First, let’s acknowledge that the role of the CISO (or other individual responsible for information security) should never be considered as simply a compliance function.
Deloitte talks about “the imperative to move beyond the role of compliance monitors and enforcers to integrate better with the business, manage information risks more strategically, and work toward a culture of shared cyber risk ownership across the enterprise”.
But even when I had information security reporting to me 30 years ago, it was about protecting the organization and not just about compliance.
It is foolish to believe that executives or the board will invest if the only return is compliance. Yes, it is necessary but a compliance function will never receive the attention of a function that contributes to the success of the organization. Executives will commit resources to the level they think prudent, but not necessarily what it will take to enable success – because they don’t understand how cyber relates to their personal and corporate success.

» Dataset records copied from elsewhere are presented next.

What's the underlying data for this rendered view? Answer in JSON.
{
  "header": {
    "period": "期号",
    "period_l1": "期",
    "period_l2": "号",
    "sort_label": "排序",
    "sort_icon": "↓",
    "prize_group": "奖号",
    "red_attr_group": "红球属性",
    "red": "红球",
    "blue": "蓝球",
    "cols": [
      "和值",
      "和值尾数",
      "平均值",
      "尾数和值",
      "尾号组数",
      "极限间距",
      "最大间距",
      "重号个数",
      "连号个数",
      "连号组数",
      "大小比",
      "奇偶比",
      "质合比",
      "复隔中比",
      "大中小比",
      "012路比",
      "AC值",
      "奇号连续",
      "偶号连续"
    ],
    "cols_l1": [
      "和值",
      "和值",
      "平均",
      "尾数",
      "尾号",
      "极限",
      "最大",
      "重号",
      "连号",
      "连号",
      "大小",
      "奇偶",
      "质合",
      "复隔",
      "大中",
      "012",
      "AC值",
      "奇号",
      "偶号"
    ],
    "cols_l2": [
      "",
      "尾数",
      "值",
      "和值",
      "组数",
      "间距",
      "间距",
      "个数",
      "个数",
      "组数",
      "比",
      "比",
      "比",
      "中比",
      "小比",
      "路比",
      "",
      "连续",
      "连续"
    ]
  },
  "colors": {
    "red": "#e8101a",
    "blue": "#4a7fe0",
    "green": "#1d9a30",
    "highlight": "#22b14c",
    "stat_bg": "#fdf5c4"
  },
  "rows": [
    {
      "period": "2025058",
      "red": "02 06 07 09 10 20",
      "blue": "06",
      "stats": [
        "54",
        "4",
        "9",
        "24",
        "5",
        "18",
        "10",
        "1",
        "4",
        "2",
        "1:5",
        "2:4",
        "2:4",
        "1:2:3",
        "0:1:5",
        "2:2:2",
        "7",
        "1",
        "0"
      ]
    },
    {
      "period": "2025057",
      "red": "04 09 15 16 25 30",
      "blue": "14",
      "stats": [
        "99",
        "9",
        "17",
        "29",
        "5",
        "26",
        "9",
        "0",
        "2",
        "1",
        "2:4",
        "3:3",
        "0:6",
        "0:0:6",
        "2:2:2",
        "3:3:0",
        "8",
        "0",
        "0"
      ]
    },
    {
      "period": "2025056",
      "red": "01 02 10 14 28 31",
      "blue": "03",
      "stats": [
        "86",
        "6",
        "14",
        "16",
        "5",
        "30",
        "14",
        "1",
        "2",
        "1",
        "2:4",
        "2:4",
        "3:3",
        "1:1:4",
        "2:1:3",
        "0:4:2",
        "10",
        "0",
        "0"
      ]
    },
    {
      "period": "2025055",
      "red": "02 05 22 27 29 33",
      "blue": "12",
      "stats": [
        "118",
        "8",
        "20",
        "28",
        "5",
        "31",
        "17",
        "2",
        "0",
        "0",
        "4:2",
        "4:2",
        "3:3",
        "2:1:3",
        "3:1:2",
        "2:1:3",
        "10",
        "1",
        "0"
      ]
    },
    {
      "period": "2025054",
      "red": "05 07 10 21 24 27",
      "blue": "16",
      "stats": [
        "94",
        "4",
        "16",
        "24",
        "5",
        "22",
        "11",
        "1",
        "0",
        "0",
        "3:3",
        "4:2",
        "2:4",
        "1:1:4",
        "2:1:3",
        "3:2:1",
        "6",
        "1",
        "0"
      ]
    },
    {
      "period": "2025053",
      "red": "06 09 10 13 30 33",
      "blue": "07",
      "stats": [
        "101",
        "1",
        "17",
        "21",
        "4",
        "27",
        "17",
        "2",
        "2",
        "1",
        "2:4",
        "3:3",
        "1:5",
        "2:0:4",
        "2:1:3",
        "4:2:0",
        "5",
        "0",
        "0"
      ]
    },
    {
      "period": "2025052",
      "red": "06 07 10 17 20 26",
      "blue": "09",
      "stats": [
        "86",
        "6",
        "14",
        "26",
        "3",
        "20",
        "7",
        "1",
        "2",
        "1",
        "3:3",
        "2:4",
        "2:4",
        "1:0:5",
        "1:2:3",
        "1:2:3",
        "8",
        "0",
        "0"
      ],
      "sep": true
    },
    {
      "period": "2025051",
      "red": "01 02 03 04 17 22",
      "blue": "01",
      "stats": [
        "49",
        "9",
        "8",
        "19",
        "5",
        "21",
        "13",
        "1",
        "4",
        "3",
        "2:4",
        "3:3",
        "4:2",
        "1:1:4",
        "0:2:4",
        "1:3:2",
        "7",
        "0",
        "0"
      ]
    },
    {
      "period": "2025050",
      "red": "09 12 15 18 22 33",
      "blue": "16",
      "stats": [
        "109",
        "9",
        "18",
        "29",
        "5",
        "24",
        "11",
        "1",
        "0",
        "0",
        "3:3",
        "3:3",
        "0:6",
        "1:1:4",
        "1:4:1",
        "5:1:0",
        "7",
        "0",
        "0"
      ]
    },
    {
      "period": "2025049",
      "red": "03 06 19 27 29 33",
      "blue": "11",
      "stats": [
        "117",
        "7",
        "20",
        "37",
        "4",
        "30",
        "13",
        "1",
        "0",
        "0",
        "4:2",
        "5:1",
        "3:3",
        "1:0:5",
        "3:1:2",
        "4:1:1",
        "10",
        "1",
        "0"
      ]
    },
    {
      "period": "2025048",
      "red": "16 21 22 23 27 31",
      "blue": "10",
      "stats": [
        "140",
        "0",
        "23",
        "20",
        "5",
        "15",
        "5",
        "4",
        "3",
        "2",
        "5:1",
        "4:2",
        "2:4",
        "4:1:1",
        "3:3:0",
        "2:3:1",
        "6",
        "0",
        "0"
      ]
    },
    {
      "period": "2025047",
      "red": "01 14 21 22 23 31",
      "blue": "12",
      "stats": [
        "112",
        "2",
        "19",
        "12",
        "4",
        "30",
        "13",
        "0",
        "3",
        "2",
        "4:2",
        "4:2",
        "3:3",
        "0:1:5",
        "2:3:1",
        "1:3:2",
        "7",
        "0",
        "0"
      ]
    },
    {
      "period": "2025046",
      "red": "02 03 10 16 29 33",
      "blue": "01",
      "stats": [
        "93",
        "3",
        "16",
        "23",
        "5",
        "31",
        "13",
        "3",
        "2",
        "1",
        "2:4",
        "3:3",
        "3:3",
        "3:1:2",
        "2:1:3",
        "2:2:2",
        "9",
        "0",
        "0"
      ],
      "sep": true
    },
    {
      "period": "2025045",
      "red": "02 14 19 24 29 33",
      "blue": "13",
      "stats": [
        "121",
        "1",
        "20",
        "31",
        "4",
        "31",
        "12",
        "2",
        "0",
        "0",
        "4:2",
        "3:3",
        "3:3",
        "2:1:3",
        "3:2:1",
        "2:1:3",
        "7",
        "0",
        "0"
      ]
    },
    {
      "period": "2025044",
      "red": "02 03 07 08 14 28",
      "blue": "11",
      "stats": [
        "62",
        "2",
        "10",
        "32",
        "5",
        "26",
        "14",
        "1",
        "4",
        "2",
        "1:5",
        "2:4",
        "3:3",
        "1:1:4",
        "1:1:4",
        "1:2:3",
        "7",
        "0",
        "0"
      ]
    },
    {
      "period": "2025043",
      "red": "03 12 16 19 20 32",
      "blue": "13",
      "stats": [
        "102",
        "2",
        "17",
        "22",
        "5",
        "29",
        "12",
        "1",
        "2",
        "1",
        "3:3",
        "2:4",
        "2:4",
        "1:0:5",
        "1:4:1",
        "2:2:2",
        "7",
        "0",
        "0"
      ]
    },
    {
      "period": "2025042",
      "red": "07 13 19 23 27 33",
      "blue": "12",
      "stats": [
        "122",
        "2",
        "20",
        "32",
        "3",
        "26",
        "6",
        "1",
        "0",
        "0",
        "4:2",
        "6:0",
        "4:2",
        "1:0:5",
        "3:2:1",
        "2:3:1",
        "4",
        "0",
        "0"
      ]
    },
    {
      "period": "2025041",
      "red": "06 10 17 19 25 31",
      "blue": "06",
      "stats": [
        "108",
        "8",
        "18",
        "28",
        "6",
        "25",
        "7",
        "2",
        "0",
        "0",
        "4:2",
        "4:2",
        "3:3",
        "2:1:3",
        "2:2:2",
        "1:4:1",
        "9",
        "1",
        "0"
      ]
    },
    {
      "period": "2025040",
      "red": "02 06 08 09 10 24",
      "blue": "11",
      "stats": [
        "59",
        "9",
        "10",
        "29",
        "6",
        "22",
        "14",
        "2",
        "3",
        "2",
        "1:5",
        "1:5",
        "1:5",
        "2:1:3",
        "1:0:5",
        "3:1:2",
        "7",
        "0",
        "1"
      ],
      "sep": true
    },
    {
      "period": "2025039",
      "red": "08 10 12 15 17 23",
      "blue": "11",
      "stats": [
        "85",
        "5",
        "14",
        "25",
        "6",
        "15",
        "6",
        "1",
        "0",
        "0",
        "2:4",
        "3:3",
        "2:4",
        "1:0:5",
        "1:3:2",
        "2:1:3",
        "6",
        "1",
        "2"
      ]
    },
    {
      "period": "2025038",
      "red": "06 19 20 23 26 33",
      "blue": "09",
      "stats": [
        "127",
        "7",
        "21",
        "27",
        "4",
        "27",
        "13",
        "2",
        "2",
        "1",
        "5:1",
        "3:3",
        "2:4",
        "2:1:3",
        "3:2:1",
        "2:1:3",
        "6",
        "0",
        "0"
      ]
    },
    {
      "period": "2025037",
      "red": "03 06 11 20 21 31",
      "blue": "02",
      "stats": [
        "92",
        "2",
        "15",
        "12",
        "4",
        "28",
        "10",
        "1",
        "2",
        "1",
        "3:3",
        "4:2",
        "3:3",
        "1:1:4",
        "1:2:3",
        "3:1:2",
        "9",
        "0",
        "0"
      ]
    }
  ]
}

If they don’t know that it matters to success, it won’t matter to them.
The successful CISO helps everybody appreciate how cyber contributes to and enables success.
Buried in the Deloitte material are two sections of great importance:
- While the CISO may think in terms of reducing risks, business leaders take risks every day, whether introducing an existing product to a new market, taking on an external partner to pursue a new line of business, or engaging in a merger or acquisition. In fact, the ability to accept more risk can increase business opportunities, while ruling it out may lead to their loss. From this perspective, the role of the CISO becomes one of helping leadership and employees be aware of and understand cyber risks, and equipping them to make decisions based on that understanding. In some cases, the organization’s innovation agenda may necessitate a more lenient view of security controls.
- …… CISOs [need] to pivot the conversation—both in terms of their mind-set as well as language—from security and compliance to focus more on risk strategy and management. Going beyond the negative aspect of how much damage or loss can result from risk, CISOs need to understand risk in terms of its potential to positively affect competitive advantage, business growth, and revenue expansion.
These are, in my opinion, the keys to an effective cyber program.
If the CISO is going to influence not only the resources he or she is given but the attitude and actions of the organization, it is necessary not only to understand how the business is run, but to talk to executives in the language of the business.
Talk about how the achievement of objectives may be affected by a cyber breach. Talking about specific objectives is the best way to influence hearts and minds.
Help executives make intelligent decisions when it is appropriate to accept a cyber risk to reap a business reward.
Talk business risk, not technobabble.
Do you agree?
Are there other points of value in the Deloitte paper?